Puis Jean-Luc Dehaene est intervenu de façon légendaire. Et ça a fait mal, mais ça lui a valu des votes. Qui ose encore faire ça aujourd’hui ?

« Ce n’est pas nécessaire aujourd’hui. Peut-être qu’un homme comme Dehaene s’est alors levé parce que c’était nécessaire. Quiconque prétend que la Belgique est un État en déliquescence suit l’histoire de la N-VA. Et cette histoire n’est pas vraie. Nous sommes un pays prospère. Le pessimisme est complètement exagéré. Bien sûr, tout n’est pas fantastique, mais nous nous en sortons relativement bien sur le plan économique. Cela fait cinquante ans que j’entends dire que des catastrophes nous attendent parce que la dette publique est trop élevée. Et j’attends toujours.

D’où vient ce pessimisme ?

« Le pessimisme est contagieux. C’est bon ton. En tant qu’intellectuel, vous devez être pessimiste, sinon vous êtes naïf. Beaucoup n’osent plus du tout s’y opposer. Mais c’est une sorte de bulle, tout comme on peut avoir des bulles sur les marchés financiers, avec un optimisme excessif. Il y a aujourd’hui un pessimisme excessif, et cela n’est pas nécessaire.

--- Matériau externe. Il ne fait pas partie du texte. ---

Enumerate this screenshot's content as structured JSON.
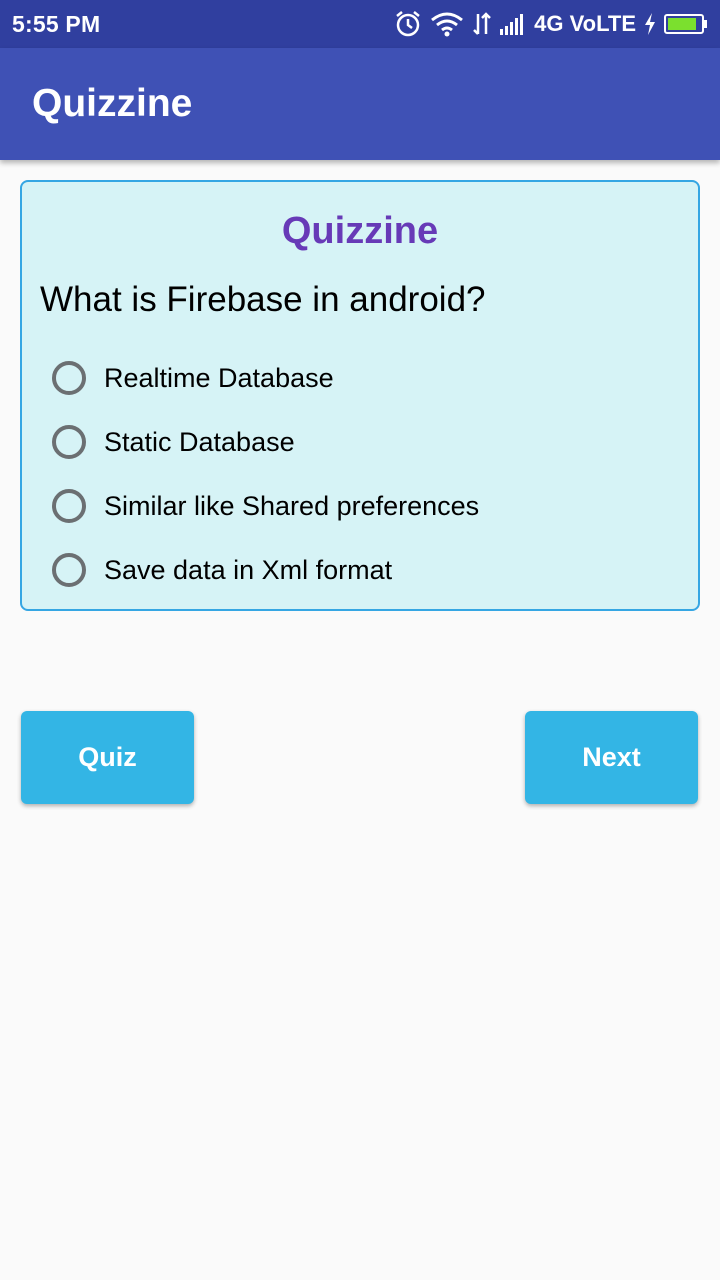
{
  "status_bar": {
    "time": "5:55 PM",
    "network_label": "4G VoLTE",
    "icons": [
      "alarm-icon",
      "wifi-icon",
      "data-arrows-icon",
      "signal-icon",
      "charging-icon",
      "battery-icon"
    ]
  },
  "app_bar": {
    "title": "Quizzine"
  },
  "quiz": {
    "title": "Quizzine",
    "question": "What is Firebase in android?",
    "options": [
      {
        "label": "Realtime Database"
      },
      {
        "label": "Static Database"
      },
      {
        "label": "Similar like Shared preferences"
      },
      {
        "label": "Save data in Xml format"
      }
    ]
  },
  "buttons": {
    "quiz_label": "Quiz",
    "next_label": "Next"
  },
  "colors": {
    "status_bar": "#303f9f",
    "app_bar": "#3f51b5",
    "card_background": "#d6f3f6",
    "card_border": "#35a6e3",
    "card_title": "#673ab7",
    "button": "#33b5e5",
    "battery": "#7be02e"
  }
}
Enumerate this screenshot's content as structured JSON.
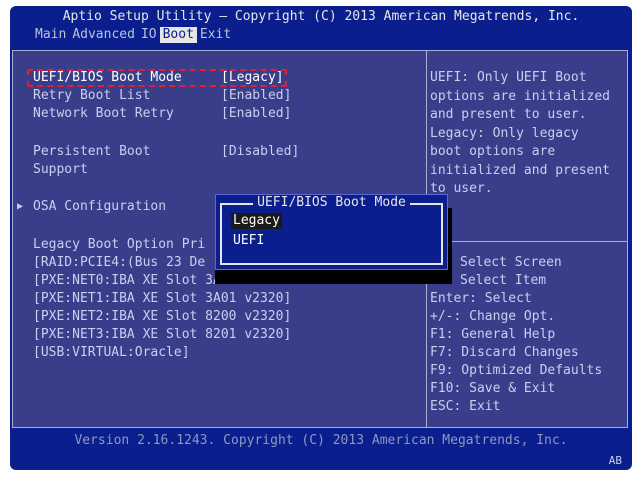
{
  "header": {
    "title": "Aptio Setup Utility – Copyright (C) 2013 American Megatrends, Inc."
  },
  "menu": [
    {
      "label": "Main",
      "active": false
    },
    {
      "label": "Advanced",
      "active": false
    },
    {
      "label": "IO",
      "active": false
    },
    {
      "label": "Boot",
      "active": true
    },
    {
      "label": "Exit",
      "active": false
    }
  ],
  "settings": {
    "boot_mode_label": "UEFI/BIOS Boot Mode",
    "boot_mode_value": "[Legacy]",
    "retry_label": "Retry Boot List",
    "retry_value": "[Enabled]",
    "net_retry_label": "Network Boot Retry",
    "net_retry_value": "[Enabled]",
    "persistent_label_1": "Persistent Boot",
    "persistent_label_2": "Support",
    "persistent_value": "[Disabled]",
    "osa_label": "OSA Configuration",
    "legacy_header": "Legacy Boot Option Pri",
    "options": [
      "[RAID:PCIE4:(Bus 23 De",
      "[PXE:NET0:IBA XE Slot 3A",
      "[PXE:NET1:IBA XE Slot 3A01 v2320]",
      "[PXE:NET2:IBA XE Slot 8200 v2320]",
      "[PXE:NET3:IBA XE Slot 8201 v2320]",
      "[USB:VIRTUAL:Oracle]"
    ]
  },
  "help": {
    "lines": [
      "UEFI: Only UEFI Boot",
      "options are initialized",
      "and present to user.",
      "Legacy: Only legacy",
      "boot options are",
      "initialized and present",
      "to user."
    ]
  },
  "keys": {
    "lines": [
      "Select Screen",
      "Select Item",
      "Enter: Select",
      "+/-: Change Opt.",
      "F1: General Help",
      "F7: Discard Changes",
      "F9: Optimized Defaults",
      "F10: Save & Exit",
      "ESC: Exit"
    ]
  },
  "popup": {
    "title": "UEFI/BIOS Boot Mode",
    "options": [
      "Legacy",
      "UEFI"
    ],
    "selected": "Legacy"
  },
  "footer": {
    "text": "Version 2.16.1243. Copyright (C) 2013 American Megatrends, Inc.",
    "corner": "AB"
  },
  "colors": {
    "background": "#0a1e8e",
    "panel": "#3a3e8a",
    "highlight_border": "#e0202a"
  }
}
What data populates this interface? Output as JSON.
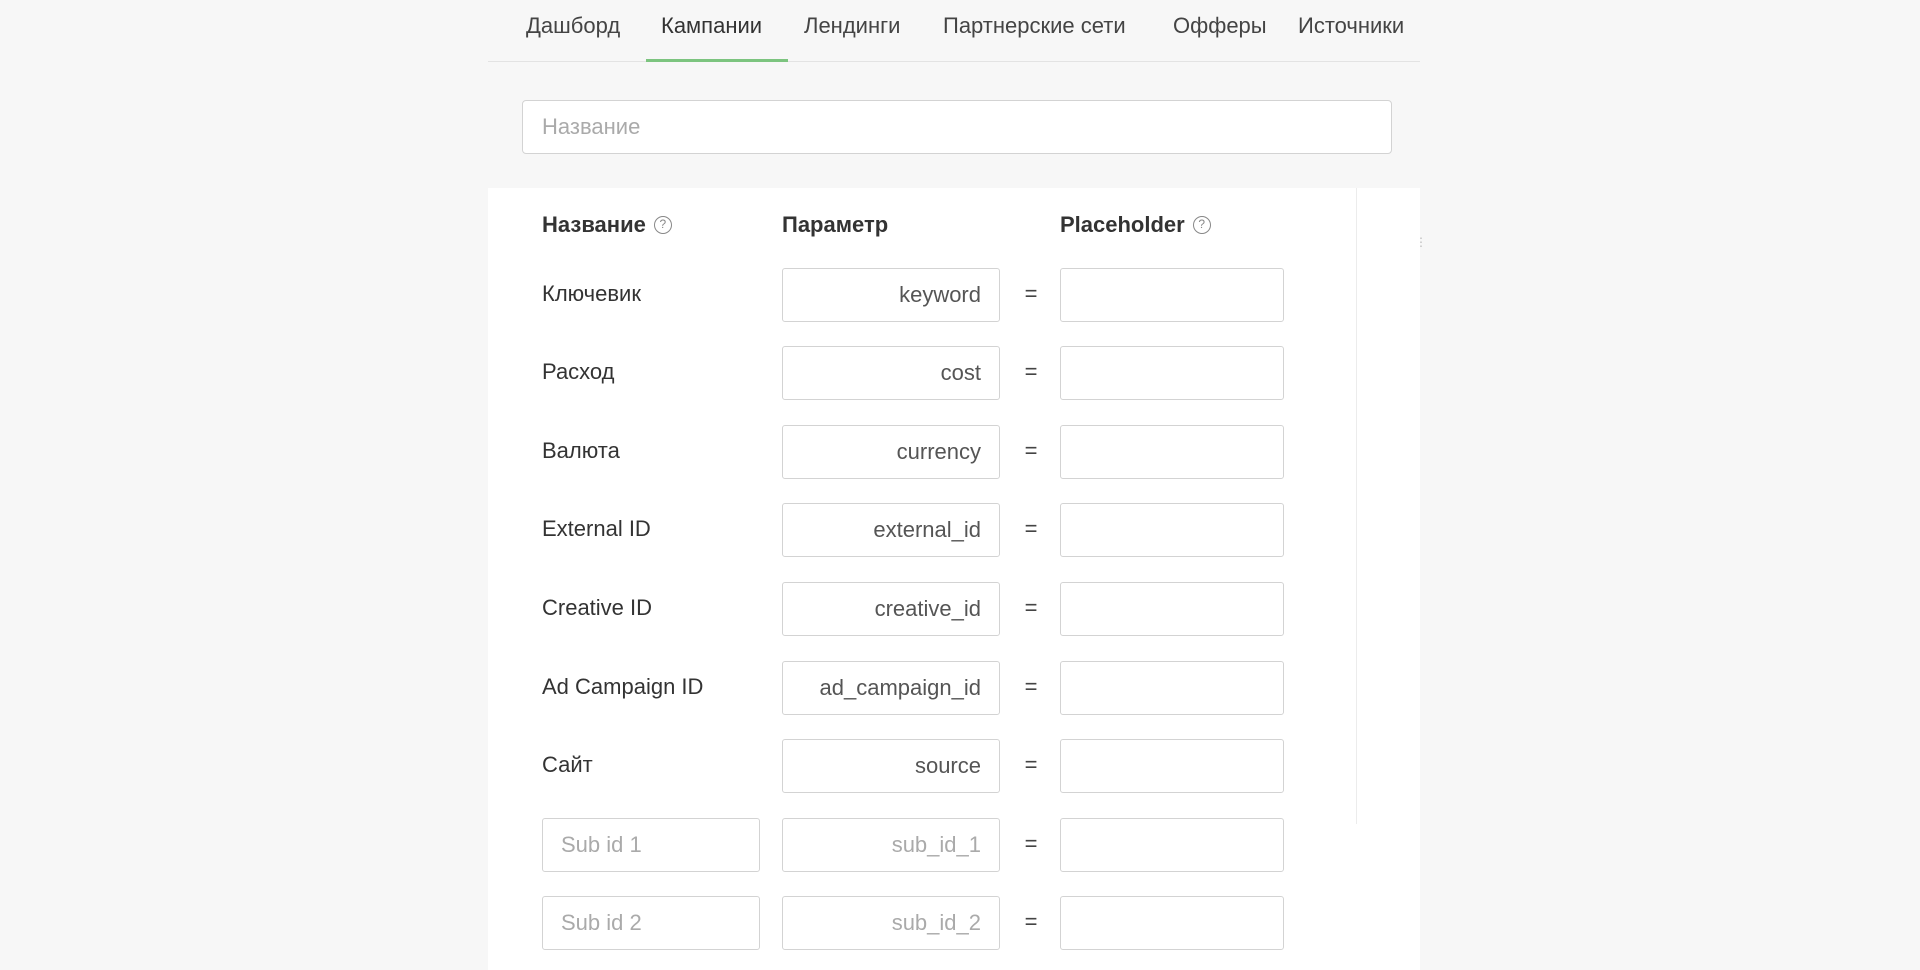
{
  "nav": {
    "tabs": [
      {
        "label": "Дашборд"
      },
      {
        "label": "Кампании"
      },
      {
        "label": "Лендинги"
      },
      {
        "label": "Партнерские сети"
      },
      {
        "label": "Офферы"
      },
      {
        "label": "Источники"
      }
    ],
    "active_tab": "Кампании",
    "accent_color": "#7cc47f"
  },
  "name_input": {
    "placeholder": "Название",
    "value": ""
  },
  "table": {
    "headers": {
      "name": "Название",
      "param": "Параметр",
      "placeholder": "Placeholder"
    },
    "equals": "=",
    "rows": [
      {
        "name": "Ключевик",
        "param": "keyword",
        "placeholder": ""
      },
      {
        "name": "Расход",
        "param": "cost",
        "placeholder": ""
      },
      {
        "name": "Валюта",
        "param": "currency",
        "placeholder": ""
      },
      {
        "name": "External ID",
        "param": "external_id",
        "placeholder": ""
      },
      {
        "name": "Creative ID",
        "param": "creative_id",
        "placeholder": ""
      },
      {
        "name": "Ad Campaign ID",
        "param": "ad_campaign_id",
        "placeholder": ""
      },
      {
        "name": "Сайт",
        "param": "source",
        "placeholder": ""
      }
    ],
    "sub_rows": [
      {
        "name_placeholder": "Sub id 1",
        "param_placeholder": "sub_id_1",
        "placeholder": ""
      },
      {
        "name_placeholder": "Sub id 2",
        "param_placeholder": "sub_id_2",
        "placeholder": ""
      }
    ]
  },
  "icons": {
    "help": "question-circle-icon",
    "help_glyph": "?"
  }
}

Au fait, puis-je faire une proposition à Pierre Wunsch, de la Banque nationale ?

Poursuivre.

« S’il veut contribuer au budget, il le peut. Quoi qu’il en soit, il pourrait essayer de changer quelque chose dans la politique des banques nationales. Bien entendu, cela doit se faire au niveau européen, car le problème que je souhaite résoudre existe partout.»

Quel est le problème?

« Il faut savoir que cette année, la Banque nationale de Belgique versera près de dix milliards d’euros aux banques privées et à leurs actionnaires. Alors que cet argent appartient à la collectivité. Il s’agit là d’un transfert pervers : la Banque nationale verse désormais tellement d’argent à ces acteurs privés qu’elle subit des pertes considérables. Pierre Wunsch pourrait proposer à ses collègues des autres pays de la zone euro de répercuter sur l’État l’argent qu’ils versent aux banques. De cette manière, il pourrait contribuer à la nécessaire réduction du déficit public, au lieu de faire des sermons.»